Em meio ao enredo, ela conhece Abel e sua canoa, Zé da carranca, Olavo, e juntos percorrem o São Francisco descobrindo tradições e peculiaridades das pessoas que vivem em torno do Velho Chico.

Em linhas gerais o filme transpassa a idéia da efemeridade da vida, principalmente quando Henrique, nas cenas finais, menciona a seguinte frase: “A gente passa e a vida fica”. Nesse trecho e em grande parte do filme, há uma forte alusão ao Carpe Diem greco-latino citado pelo filósofo Heráclito. Para ele, não se pode entrar duas vezes no mesmo rio, porque, ao entramos pela segunda vez, não serão as mesmas águas que estarão lá, e a mesma pessoa será diferente. Portanto, “tudo flui” e nada permanece estático no filme. Outro não menos importante, Fernando Pessoa converge nessa temática, quando diz, na voz de um de seus heterônimos, os seguintes versos: “Quer gozemos, quer não gozemos, passamos como o rio/Mais vale saber passar silenciosamente e sem desassossegos grandes.

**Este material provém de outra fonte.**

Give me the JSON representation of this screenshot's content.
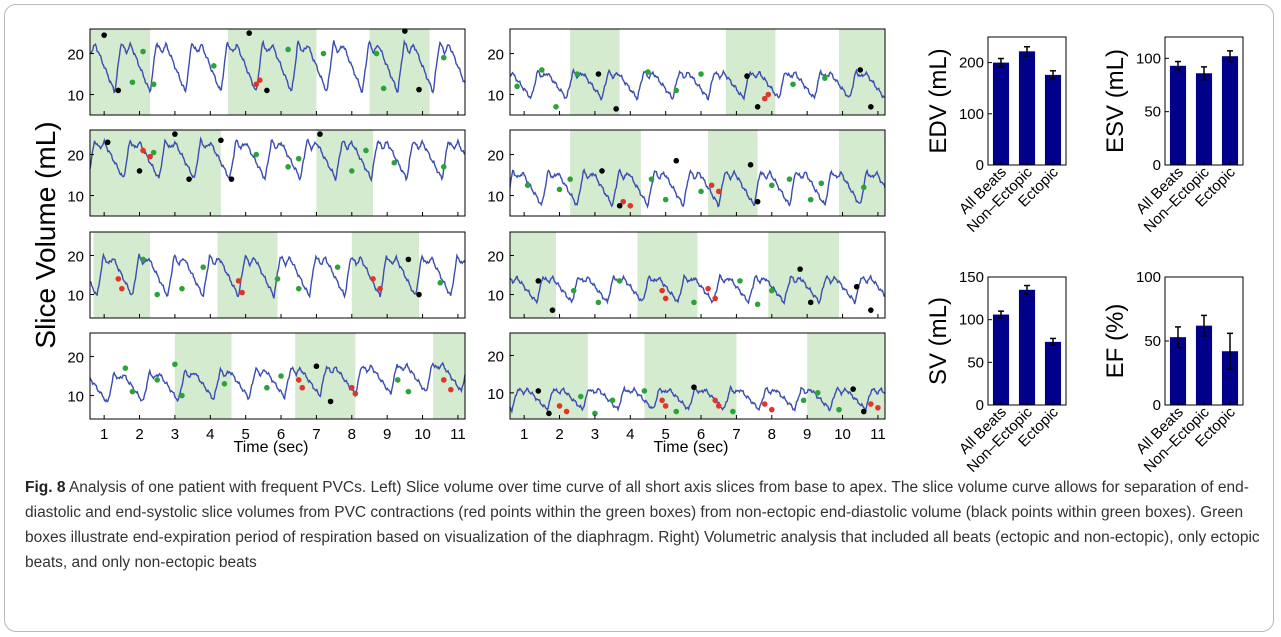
{
  "colors": {
    "curve": "#3b4db0",
    "shade": "#d4ebcf",
    "bar": "#00008b",
    "point_ed": "#000000",
    "point_ectopic": "#e0352b",
    "point_other": "#2ca33a"
  },
  "left_panel": {
    "ylabel": "Slice Volume (mL)",
    "xlabel": "Time (sec)",
    "xticks": [
      1,
      2,
      3,
      4,
      5,
      6,
      7,
      8,
      9,
      10,
      11
    ],
    "yticks": [
      10,
      20
    ]
  },
  "bar_panel": {
    "categories": [
      "All Beats",
      "Non–Ectopic",
      "Ectopic"
    ]
  },
  "chart_data": [
    {
      "type": "line",
      "panel": "slice-r1c1",
      "x_range": [
        0.6,
        11.2
      ],
      "ylim": [
        5,
        26
      ],
      "yticks": [
        10,
        20
      ],
      "shaded_x_ranges": [
        [
          0.6,
          2.3
        ],
        [
          4.5,
          7.0
        ],
        [
          8.5,
          10.2
        ]
      ],
      "profile": {
        "period": 1.0,
        "phase": 0.3,
        "mean": 17.0,
        "amp": 6.5,
        "trend": 0.0
      },
      "points_black": [
        [
          1.0,
          24.5
        ],
        [
          1.4,
          11.0
        ],
        [
          5.1,
          25.0
        ],
        [
          5.6,
          11.0
        ],
        [
          9.5,
          25.5
        ],
        [
          9.9,
          11.2
        ]
      ],
      "points_red": [
        [
          5.3,
          12.5
        ],
        [
          5.4,
          13.5
        ]
      ],
      "points_green": [
        [
          2.1,
          20.5
        ],
        [
          1.8,
          13.0
        ],
        [
          2.4,
          12.5
        ],
        [
          4.1,
          17.0
        ],
        [
          6.2,
          21.0
        ],
        [
          7.2,
          20.0
        ],
        [
          8.7,
          20.0
        ],
        [
          8.9,
          11.5
        ],
        [
          10.6,
          19.0
        ]
      ]
    },
    {
      "type": "line",
      "panel": "slice-r2c1",
      "x_range": [
        0.6,
        11.2
      ],
      "ylim": [
        5,
        26
      ],
      "yticks": [
        10,
        20
      ],
      "shaded_x_ranges": [
        [
          0.6,
          4.3
        ],
        [
          7.0,
          8.6
        ]
      ],
      "profile": {
        "period": 1.0,
        "phase": 0.55,
        "mean": 19.0,
        "amp": 5.0,
        "trend": 0.0
      },
      "points_black": [
        [
          1.1,
          23.0
        ],
        [
          2.0,
          16.0
        ],
        [
          3.0,
          25.0
        ],
        [
          3.4,
          14.0
        ],
        [
          4.3,
          23.5
        ],
        [
          4.6,
          14.0
        ],
        [
          7.1,
          25.0
        ]
      ],
      "points_red": [
        [
          2.1,
          21.0
        ],
        [
          2.3,
          19.5
        ]
      ],
      "points_green": [
        [
          2.4,
          20.5
        ],
        [
          5.3,
          20.0
        ],
        [
          6.2,
          17.0
        ],
        [
          6.5,
          19.0
        ],
        [
          8.0,
          16.0
        ],
        [
          8.4,
          21.0
        ],
        [
          9.2,
          18.0
        ],
        [
          10.6,
          17.0
        ]
      ]
    },
    {
      "type": "line",
      "panel": "slice-r3c1",
      "x_range": [
        0.6,
        11.2
      ],
      "ylim": [
        4,
        26
      ],
      "yticks": [
        10,
        20
      ],
      "shaded_x_ranges": [
        [
          0.7,
          2.3
        ],
        [
          4.2,
          5.9
        ],
        [
          8.0,
          9.9
        ]
      ],
      "profile": {
        "period": 1.0,
        "phase": 0.8,
        "mean": 15.0,
        "amp": 5.5,
        "trend": 0.0
      },
      "points_black": [
        [
          9.6,
          19.0
        ],
        [
          9.9,
          10.0
        ]
      ],
      "points_red": [
        [
          1.4,
          14.0
        ],
        [
          1.5,
          11.5
        ],
        [
          4.8,
          13.5
        ],
        [
          4.9,
          10.5
        ],
        [
          8.6,
          14.0
        ],
        [
          8.8,
          11.5
        ]
      ],
      "points_green": [
        [
          2.1,
          19.0
        ],
        [
          2.5,
          10.0
        ],
        [
          3.2,
          11.5
        ],
        [
          3.8,
          17.0
        ],
        [
          5.9,
          14.0
        ],
        [
          6.5,
          11.5
        ],
        [
          7.6,
          17.0
        ],
        [
          10.5,
          13.0
        ]
      ]
    },
    {
      "type": "line",
      "panel": "slice-r4c1",
      "x_range": [
        0.6,
        11.2
      ],
      "ylim": [
        4,
        26
      ],
      "yticks": [
        10,
        20
      ],
      "shaded_x_ranges": [
        [
          3.0,
          4.6
        ],
        [
          6.4,
          8.1
        ],
        [
          10.3,
          11.2
        ]
      ],
      "profile": {
        "period": 1.0,
        "phase": 0.1,
        "mean": 13.5,
        "amp": 4.0,
        "trend": 0.3
      },
      "points_black": [
        [
          7.0,
          17.5
        ],
        [
          7.4,
          8.5
        ]
      ],
      "points_red": [
        [
          6.5,
          14.0
        ],
        [
          6.6,
          12.0
        ],
        [
          8.0,
          12.0
        ],
        [
          8.1,
          10.5
        ],
        [
          10.6,
          14.0
        ],
        [
          10.8,
          11.5
        ]
      ],
      "points_green": [
        [
          1.6,
          17.0
        ],
        [
          1.8,
          11.0
        ],
        [
          2.5,
          14.0
        ],
        [
          3.0,
          18.0
        ],
        [
          3.2,
          10.0
        ],
        [
          4.4,
          13.0
        ],
        [
          5.6,
          12.0
        ],
        [
          6.0,
          15.0
        ],
        [
          9.3,
          14.0
        ],
        [
          9.6,
          11.0
        ]
      ]
    },
    {
      "type": "line",
      "panel": "slice-r1c2",
      "x_range": [
        0.6,
        11.2
      ],
      "ylim": [
        5,
        26
      ],
      "yticks": [
        10,
        20
      ],
      "shaded_x_ranges": [
        [
          2.3,
          3.7
        ],
        [
          6.7,
          8.1
        ],
        [
          9.9,
          11.2
        ]
      ],
      "profile": {
        "period": 1.0,
        "phase": 0.2,
        "mean": 12.5,
        "amp": 3.5,
        "trend": 0.0
      },
      "points_black": [
        [
          3.1,
          15.0
        ],
        [
          3.6,
          6.5
        ],
        [
          7.3,
          14.5
        ],
        [
          7.6,
          7.0
        ],
        [
          10.5,
          16.0
        ],
        [
          10.8,
          7.0
        ]
      ],
      "points_red": [
        [
          7.8,
          9.0
        ],
        [
          7.9,
          10.0
        ]
      ],
      "points_green": [
        [
          0.8,
          12.0
        ],
        [
          1.5,
          16.0
        ],
        [
          1.9,
          7.0
        ],
        [
          2.5,
          15.0
        ],
        [
          4.5,
          15.5
        ],
        [
          5.3,
          11.0
        ],
        [
          6.0,
          15.0
        ],
        [
          8.6,
          12.5
        ],
        [
          9.5,
          14.0
        ]
      ]
    },
    {
      "type": "line",
      "panel": "slice-r2c2",
      "x_range": [
        0.6,
        11.2
      ],
      "ylim": [
        5,
        26
      ],
      "yticks": [
        10,
        20
      ],
      "shaded_x_ranges": [
        [
          2.3,
          4.3
        ],
        [
          6.2,
          7.6
        ],
        [
          9.9,
          11.2
        ]
      ],
      "profile": {
        "period": 1.0,
        "phase": 0.5,
        "mean": 12.0,
        "amp": 4.5,
        "trend": 0.0
      },
      "points_black": [
        [
          3.2,
          16.0
        ],
        [
          3.7,
          7.5
        ],
        [
          5.3,
          18.5
        ],
        [
          7.4,
          17.5
        ],
        [
          7.6,
          8.5
        ]
      ],
      "points_red": [
        [
          3.8,
          8.5
        ],
        [
          4.0,
          7.5
        ],
        [
          6.3,
          12.5
        ],
        [
          6.5,
          11.0
        ]
      ],
      "points_green": [
        [
          1.1,
          12.5
        ],
        [
          2.0,
          11.5
        ],
        [
          2.3,
          14.0
        ],
        [
          4.6,
          14.0
        ],
        [
          5.0,
          9.0
        ],
        [
          6.0,
          11.0
        ],
        [
          8.0,
          12.5
        ],
        [
          8.5,
          14.0
        ],
        [
          9.1,
          9.0
        ],
        [
          9.4,
          13.0
        ],
        [
          10.6,
          12.0
        ]
      ]
    },
    {
      "type": "line",
      "panel": "slice-r3c2",
      "x_range": [
        0.6,
        11.2
      ],
      "ylim": [
        4,
        26
      ],
      "yticks": [
        10,
        20
      ],
      "shaded_x_ranges": [
        [
          0.6,
          1.9
        ],
        [
          4.2,
          5.9
        ],
        [
          7.9,
          9.9
        ]
      ],
      "profile": {
        "period": 1.0,
        "phase": 0.35,
        "mean": 11.5,
        "amp": 3.5,
        "trend": 0.0
      },
      "points_black": [
        [
          1.4,
          13.5
        ],
        [
          1.8,
          6.0
        ],
        [
          8.8,
          16.5
        ],
        [
          9.1,
          8.0
        ],
        [
          10.4,
          12.0
        ],
        [
          10.8,
          6.0
        ]
      ],
      "points_red": [
        [
          4.9,
          11.0
        ],
        [
          5.0,
          9.0
        ],
        [
          6.2,
          11.5
        ],
        [
          6.4,
          9.0
        ]
      ],
      "points_green": [
        [
          2.4,
          11.0
        ],
        [
          3.1,
          8.0
        ],
        [
          3.7,
          13.5
        ],
        [
          5.8,
          8.0
        ],
        [
          7.1,
          13.5
        ],
        [
          7.6,
          7.5
        ],
        [
          8.0,
          11.0
        ]
      ]
    },
    {
      "type": "line",
      "panel": "slice-r4c2",
      "x_range": [
        0.6,
        11.2
      ],
      "ylim": [
        3,
        26
      ],
      "yticks": [
        10,
        20
      ],
      "shaded_x_ranges": [
        [
          0.6,
          2.8
        ],
        [
          4.4,
          7.0
        ],
        [
          9.0,
          11.2
        ]
      ],
      "profile": {
        "period": 1.0,
        "phase": 0.65,
        "mean": 8.5,
        "amp": 3.0,
        "trend": 0.0
      },
      "points_black": [
        [
          1.4,
          10.5
        ],
        [
          1.7,
          4.5
        ],
        [
          5.8,
          11.5
        ],
        [
          10.3,
          11.0
        ],
        [
          10.6,
          5.0
        ]
      ],
      "points_red": [
        [
          2.0,
          6.5
        ],
        [
          2.2,
          5.0
        ],
        [
          4.9,
          8.0
        ],
        [
          5.0,
          6.5
        ],
        [
          6.4,
          8.0
        ],
        [
          6.5,
          6.5
        ],
        [
          7.8,
          7.0
        ],
        [
          8.0,
          5.5
        ],
        [
          10.8,
          7.0
        ],
        [
          11.0,
          6.0
        ]
      ],
      "points_green": [
        [
          2.6,
          9.0
        ],
        [
          3.0,
          4.5
        ],
        [
          3.5,
          8.0
        ],
        [
          4.4,
          10.5
        ],
        [
          5.3,
          5.0
        ],
        [
          6.9,
          5.0
        ],
        [
          8.9,
          8.0
        ],
        [
          9.3,
          10.0
        ],
        [
          9.9,
          5.5
        ]
      ]
    },
    {
      "type": "bar",
      "panel": "edv",
      "categories": [
        "All Beats",
        "Non–Ectopic",
        "Ectopic"
      ],
      "values": [
        200,
        222,
        176
      ],
      "errors": [
        8,
        9,
        8
      ],
      "ylabel": "EDV (mL)",
      "ylim": [
        0,
        250
      ],
      "yticks": [
        0,
        100,
        200
      ]
    },
    {
      "type": "bar",
      "panel": "esv",
      "categories": [
        "All Beats",
        "Non–Ectopic",
        "Ectopic"
      ],
      "values": [
        93,
        86,
        102
      ],
      "errors": [
        4,
        6,
        5
      ],
      "ylabel": "ESV (mL)",
      "ylim": [
        0,
        120
      ],
      "yticks": [
        0,
        50,
        100
      ]
    },
    {
      "type": "bar",
      "panel": "sv",
      "categories": [
        "All Beats",
        "Non–Ectopic",
        "Ectopic"
      ],
      "values": [
        106,
        135,
        74
      ],
      "errors": [
        4,
        5,
        4
      ],
      "ylabel": "SV (mL)",
      "ylim": [
        0,
        150
      ],
      "yticks": [
        0,
        50,
        100,
        150
      ]
    },
    {
      "type": "bar",
      "panel": "ef",
      "categories": [
        "All Beats",
        "Non–Ectopic",
        "Ectopic"
      ],
      "values": [
        53,
        62,
        42
      ],
      "errors": [
        8,
        8,
        14
      ],
      "ylabel": "EF (%)",
      "ylim": [
        0,
        100
      ],
      "yticks": [
        0,
        50,
        100
      ]
    }
  ],
  "caption": {
    "label": "Fig. 8",
    "text": "Analysis of one patient with frequent PVCs. Left) Slice volume over time curve of all short axis slices from base to apex. The slice volume curve allows for separation of end-diastolic and end-systolic slice volumes from PVC contractions (red points within the green boxes) from non-ectopic end-diastolic volume (black points within green boxes). Green boxes illustrate end-expiration period of respiration based on visualization of the diaphragm. Right) Volumetric analysis that included all beats (ectopic and non-ectopic), only ectopic beats, and only non-ectopic beats"
  }
}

” Envolvidos com o mundo do rio São Francisco, tomamos a liberdade de criar uma poesia que sintetiza a essência de todo o filme:
Vejo-te cansado, sem mais o porte altaneiro, Trazendo em ti, dores, ressentimentos, mágoas...
É que sabes que a transposição das tuas águas
Seja, talvez, a tua morte - o golpe derradeiro!
Sofres, Velho Chico. Serão tuas dores derradeiras?...
A tua dor é como se fosse também a minha...
Como deixar de ver tua população ribeirinha?...
Como deixar de ouvir a cantoria das lavadeiras?...
Vê-se que em teu seio a água já não mais abunda,
Agonizas a escorreres por entre seixos,lento...
Em alguns dos teus trechos tu estás sedento Tal como a população sofrida que te circunda.
Estás cansado, com ressentimentos e mágoas,
É que sabes que a transposição das tuas águas Seja, talvez, a tua morte - o golpe derradeiro!